The main responsibilities of the finance department are: (1) early warning or warning for import and export business, put forward by the credit risk management department, implement risk control and provide information feedback in real time.
(2) check whether the terms of "credit settlement" under the contract are consistent with the conditions granted by the credit management section, sign the contract approval list, the product outgoing list, and review the settlement documents under trade terms.
(3) remittance or payment in accordance with the contract (rechecking the terms and conditions of the L / C, handling L / C or other payment procedures).
(4) according to the results of the dynamic tracking of the credit management department, the contract with larger problems will be terminated (or terminated), and the products will be checked out, terminated (or terminated), and so on.
(5) carry out the debt and assets (exchange rate change) preservation plan approved by the relevant departments and the top management at the higher level.
The establishment of an international trade computer management information system is a necessary means to improve the efficiency of import and export trade, reduce human factors and reduce the risk of asymmetric information pmission.
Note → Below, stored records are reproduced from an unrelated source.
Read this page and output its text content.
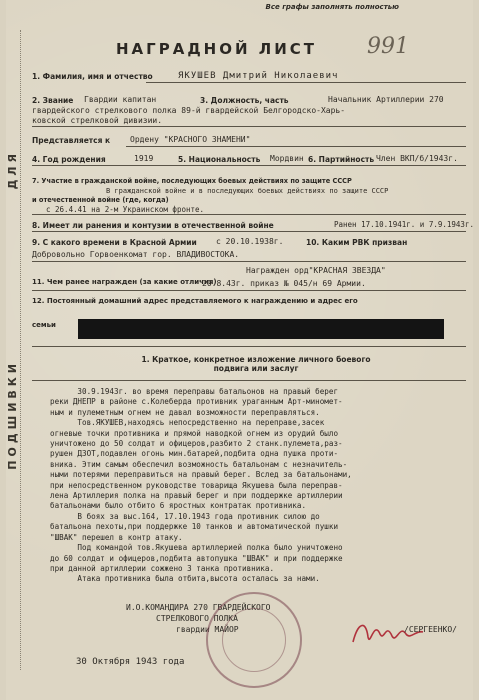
ДЛЯ
ПОДШИВКИ
Все графы заполнять полностью
НАГРАДНОЙ ЛИСТ 991
1. Фамилия, имя и отчество	ЯКУШЕВ Дмитрий Николаевич
2. Звание Гвардии капитан	3. Должность, часть	Начальник Артиллерии 270
гвардейского стрелкового полка 89-й гвардейской Белгородско-Харь-
ковской стрелковой дивизии.
Представляется к Ордену "КРАСНОГО ЗНАМЕНИ"
4. Год рождения	1919	5. Национальность Мордвин 6. Партийность Член ВКП/б/1943г.
7. Участие в гражданской войне, последующих боевых действиях по защите СССР
В гражданской войне и в последующих боевых действиях по защите СССР
и отечественной войне (где, когда)
с 26.4.41 на 2-м Украинском фронте.
8. Имеет ли ранения и контузии в отечественной войне	Ранен 17.10.1941г. и 7.9.1943г.
9. С какого времени в Красной Армии с 20.10.1938г.	10. Каким РВК призван
Добровольно Горвоенкомат гор. ВЛАДИВОСТОКА.
11. Чем ранее награжден (за какие отличия)
Награжден орд"КРАСНАЯ ЗВЕЗДА"
20.8.43г. приказ № 045/н 69 Армии.
12. Постоянный домашний адрес представляемого к награждению и адрес его
семьи
1. Краткое, конкретное изложение личного боевого
подвига или заслуг

30.9.1943г. во время переправы батальонов на правый берег

реки ДНЕПР в районе с.Колеберда противник ураганным Арт-миномет-

ным и пулеметным огнем не давал возможности переправляться.

Тов.ЯКУШЕВ,находясь непосредственно на переправе,засек

огневые точки противника и прямой наводкой огнем из орудий было

уничтожено до 50 солдат и офицеров,разбито 2 станк.пулемета,раз-

рушен ДЗОТ,подавлен огонь мин.батарей,подбита одна пушка проти-

вника. Этим самым обеспечил возможность батальонам с незначитель-

ными потерями переправиться на правый берег. Вслед за батальонами,

при непосредственном руководстве товарища Якушева была переправ-

лена Артиллерия полка на правый берег и при поддержке артиллерии

батальонами было отбито 6 яростных контратак противника.

В боях за выс.164, 17.10.1943 года противник силою до

батальона пехоты,при поддержке 10 танков и автоматической пушки

"ШВАК" перешел в контр атаку.

Под командой тов.Якушева артиллерией полка было уничтожено

до 60 солдат и офицеров,подбита автопушка "ШВАК" и при поддержке

при данной артиллерии сожжено 3 танка противника.

Атака противника была отбита,высота осталась за нами.

И.О.КОМАНДИРА 270 ГВАРДЕЙСКОГО
СТРЕЛКОВОГО ПОЛКА
гвардии МАЙОР	/СЕРГЕЕНКО/
30 Октября 1943 года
It should be noted that the system must be interconnected with the enterprise network, the information pmission and processing should be smooth, and the "isolated island" of the computer information management system of import and export trade must not be established. The import and export business processes can be implemented at the import and export institutions and the enterprise level to deal with the barrier free electronic information, so as to realize the "information pmission symmetry" between supervision and supervision, monitoring and monitoring.
At the enterprise Internet level, through the computer management information system at the enterprise level, the "information pmission symmetry" of the entire supply chain can be realized, so as to achieve "information pmission symmetry" between the management departments and departments, departments and departments about import and export business, so as to minimize the risk of loss of import and export trade due to asymmetric information pmission.